The company, which owns energy, telecommunications, transportation and environment businesses, is looking for "a market solution" for projects it has been contracted to build and operate in Brazil, it said in response to questions from Reuters.

Abengoa is trying to reach an agreement with creditors before a March 28 legal deadline to avoid becoming the country's biggest-ever bankruptcy. In early December, the company told Brazil's national electricity regulator Aneel that it was stopping work on its Brazilian projects and had been in talks to sell or find partners for those projects.

"In Brazil, Abengoa is in permanent contact with local authorities to find a solution for our company's projects that are in development in the country," Abengoa said.

The work stoppages are expected to delay the completion of 1,700 kilometers (1,056 miles) of transmission lines needed to link the new Belo Monte hydroelectric project in Brazil's Amazon with key parts of the national power grid.
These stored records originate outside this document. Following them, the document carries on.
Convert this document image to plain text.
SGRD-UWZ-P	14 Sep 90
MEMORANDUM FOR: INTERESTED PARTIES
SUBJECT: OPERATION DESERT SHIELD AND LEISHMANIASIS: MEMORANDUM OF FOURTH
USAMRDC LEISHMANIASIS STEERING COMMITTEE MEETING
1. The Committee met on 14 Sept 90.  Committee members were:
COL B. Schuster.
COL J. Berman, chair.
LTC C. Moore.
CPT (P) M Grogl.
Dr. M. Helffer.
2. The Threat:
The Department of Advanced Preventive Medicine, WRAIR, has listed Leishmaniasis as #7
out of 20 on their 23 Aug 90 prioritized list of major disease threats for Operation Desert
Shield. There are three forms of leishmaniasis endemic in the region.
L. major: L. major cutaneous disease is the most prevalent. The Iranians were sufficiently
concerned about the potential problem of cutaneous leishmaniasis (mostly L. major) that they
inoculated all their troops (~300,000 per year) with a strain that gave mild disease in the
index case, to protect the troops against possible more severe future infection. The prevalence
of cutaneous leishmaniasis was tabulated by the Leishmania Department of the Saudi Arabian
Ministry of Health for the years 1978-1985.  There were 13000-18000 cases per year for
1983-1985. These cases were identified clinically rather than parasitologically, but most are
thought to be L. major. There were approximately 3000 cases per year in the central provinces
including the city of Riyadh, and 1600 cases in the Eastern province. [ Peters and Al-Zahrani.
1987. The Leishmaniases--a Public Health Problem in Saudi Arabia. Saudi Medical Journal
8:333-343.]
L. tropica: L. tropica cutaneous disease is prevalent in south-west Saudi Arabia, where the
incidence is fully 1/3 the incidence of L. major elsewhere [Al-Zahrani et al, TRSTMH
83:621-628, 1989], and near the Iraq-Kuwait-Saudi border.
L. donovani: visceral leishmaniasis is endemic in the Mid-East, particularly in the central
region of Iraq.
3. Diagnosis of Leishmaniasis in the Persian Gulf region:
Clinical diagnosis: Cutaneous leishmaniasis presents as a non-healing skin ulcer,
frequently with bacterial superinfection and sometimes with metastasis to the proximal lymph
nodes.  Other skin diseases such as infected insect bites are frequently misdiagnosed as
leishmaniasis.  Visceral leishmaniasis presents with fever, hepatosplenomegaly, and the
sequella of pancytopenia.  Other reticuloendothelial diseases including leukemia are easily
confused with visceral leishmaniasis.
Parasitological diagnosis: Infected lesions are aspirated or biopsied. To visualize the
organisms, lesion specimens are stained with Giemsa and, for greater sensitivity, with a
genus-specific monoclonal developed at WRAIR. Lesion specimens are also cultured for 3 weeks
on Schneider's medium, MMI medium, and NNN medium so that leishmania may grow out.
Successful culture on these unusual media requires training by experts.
As a result Belo Monte will be unable to generate as much power as expected, Aneel said in a recent report.

Brazil's government is counting on Belo Monte, whose capacity of 11,200 megawatts is the world's third largest, to boost the country's electricity supply by about 10 percent. Average output from the dam will be about 4,500 megawatts.

This new power is needed to ease the pressure of growing demand during a drought that has sharply reduced hydroelectric output from non-Amazon dams in Brazil's northeast and southeast regions. Brazil gets nearly two-thirds of its electricity from hydropower, but new projects are behind schedule.